Siluq yang kebetulan telah pulang tentu saja menjadi marah besar. Akibat perbuatan Sayus, Siluq telah melanggar tuhing (pantangan) besar bagi seorang balian. Dia tidak lagi dapat mengubah daun padi menjadi bulir beras secara ajaib. Akibatnya jelas, mereka harus membeli atau menanam padi untuk mendapatkan beras sebagai makanan pokok. Hal ini akan membutuhkan tenaga dan waktu antara tiga hingga enam bulan dalam sekali panen.
Akibat lain dari pelanggaran tuhing adalah akan timbul bencana apabila adik-beradik ini tetap berkumpul. Oleh karena itu, Siluq mengatakan bahwa mereka harus berpisah dan hidup sendiri-sendiri. Dia memilih untuk tinggal di dekat sumber air dengan tujuan agar dapat lebih fokus dalam bebelian dan bedewa tanpa ada yang mengganggu.
Selanjutnya, tanpa mengindahkan rengekan Sayus dan Songo dibungkuslah pakaian serta dibawanya ayam jantan kesayangan yang berada di belakang dapur lalu berjalan cepat keluar rumah. Ketika berada di pelataran tapeh-silaqnya (sarung) tersangkut ranting daun serdang dan kaki babi hutan hasil buruan Sayus hingga robek.

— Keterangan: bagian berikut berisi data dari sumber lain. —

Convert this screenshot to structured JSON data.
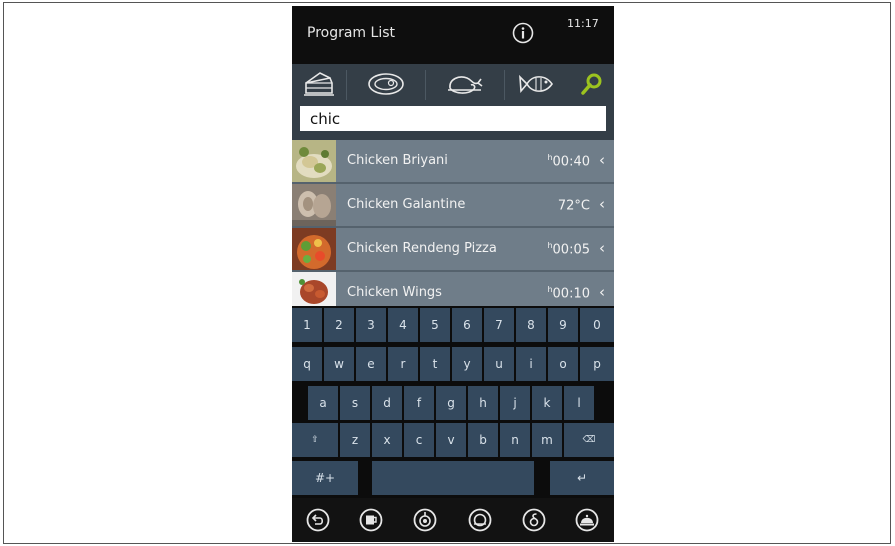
{
  "header": {
    "title": "Program List",
    "time": "11:17",
    "info_icon": "info-icon"
  },
  "categories": [
    {
      "name": "cake-icon"
    },
    {
      "name": "steak-icon"
    },
    {
      "name": "poultry-icon"
    },
    {
      "name": "fish-icon"
    },
    {
      "name": "search-icon",
      "color": "#9cc31f"
    }
  ],
  "search": {
    "value": "chic"
  },
  "programs": [
    {
      "name": "Chicken Briyani",
      "time": "00:40",
      "time_prefix": "h",
      "arrow": "‹"
    },
    {
      "name": "Chicken Galantine",
      "time": "72°C",
      "time_prefix": "",
      "arrow": "‹"
    },
    {
      "name": "Chicken Rendeng Pizza",
      "time": "00:05",
      "time_prefix": "h",
      "arrow": "‹"
    },
    {
      "name": "Chicken Wings",
      "time": "00:10",
      "time_prefix": "h",
      "arrow": "‹"
    }
  ],
  "keyboard": {
    "row1": [
      "1",
      "2",
      "3",
      "4",
      "5",
      "6",
      "7",
      "8",
      "9",
      "0"
    ],
    "row2": [
      "q",
      "w",
      "e",
      "r",
      "t",
      "y",
      "u",
      "i",
      "o",
      "p"
    ],
    "row3": [
      "a",
      "s",
      "d",
      "f",
      "g",
      "h",
      "j",
      "k",
      "l"
    ],
    "row4_letters": [
      "z",
      "x",
      "c",
      "v",
      "b",
      "n",
      "m"
    ],
    "shift": "⇧",
    "backspace": "⌫",
    "symbols": "#+",
    "enter": "↵"
  },
  "bottom_nav": [
    "back-icon",
    "cup-icon",
    "cooking-mode-icon",
    "plate-icon",
    "delta-icon",
    "cloche-icon"
  ],
  "colors": {
    "accent": "#9cc31f",
    "list_row": "#6f7d89",
    "key_bg": "#34495e"
  }
}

Siluq menjadi lebih marah dan disepaknya tubuh babi hutan itu hingga jatuh ke tanah. Anehnya, babi dan daun serdang kemudian bersatu hidup kembali menjelma menjadi seekor binatang menyerupai kerbau yang bertaring di bagian moncongnya.
Siluq menjadi ketakutan setengah mati dan berlari tunggang langgang menuju rakit yang ditambatkan di tepi sungai. Walau saat itu air sedang banjir dia tetap mengayuh rakitnya mengikuti arus Air. Sayus yang melihat sang kakak pergi mencoba mencegah dengan berlari menyusuri tepi sungai.
Saat berada di depan Siluq, Sayus melemparkan bebatuan besar guna membendung sungai. Namun, ketika Siluq mendekat tiba-tiba sang ayam berkokok misterius yang membuat bendungan hancur dan rakit kembali melaju. Melihat hal itu Sayus menjadi marah dan mencoba membuat bendungan baru tetapi lagi-lagi hancur akibat kokokan ayam Siluq. Begitu seterusnya hingga Siluq hampir mencapai muara dan Sayus tidak dapat membuat bendungan lagi karena keterbatasan bebatuan serta sungai yang semakin lebar.
Tidak putus asa usahanya selalu gagal, Sayus mencoba siasat baru dengan membuat kuala. Dikumpulkanlah lumpur dari tepian sungai lalu bagian atasnya ditanam pepohonan nipah sehingga terlihat menyerupai hutan nipah. Siasat ini ternyata juga tidak berhasil. Kokokan ayam Siluq membuat kuala terbelah yang konon sekarang menjadi Kuala Bayur, Kuala Berau dan delta-delata di Kuala Mahakam.
Siluq yang tidak dapat ditahan lagi berteriak pada Sayus bahwa dia pantang menarik ucapannya. Namun dia tidak akan meninggalkan Sayus dan Songo begitu saja. Suatu saat nanti, apabila ada kawanan burung kangkaput ramai berbunyi, maka itu merupakan tanda kedatangannya. Saat dia datang, maka pertanda musim panen padi dan jagung pun akan tiba sehingga Sayus dan Songo tidak akan kelaparan. Suara Siluq kemudian menghilang siring rakit yang memasuki laut lepas dan akhirnya hilang dari pandangan mata.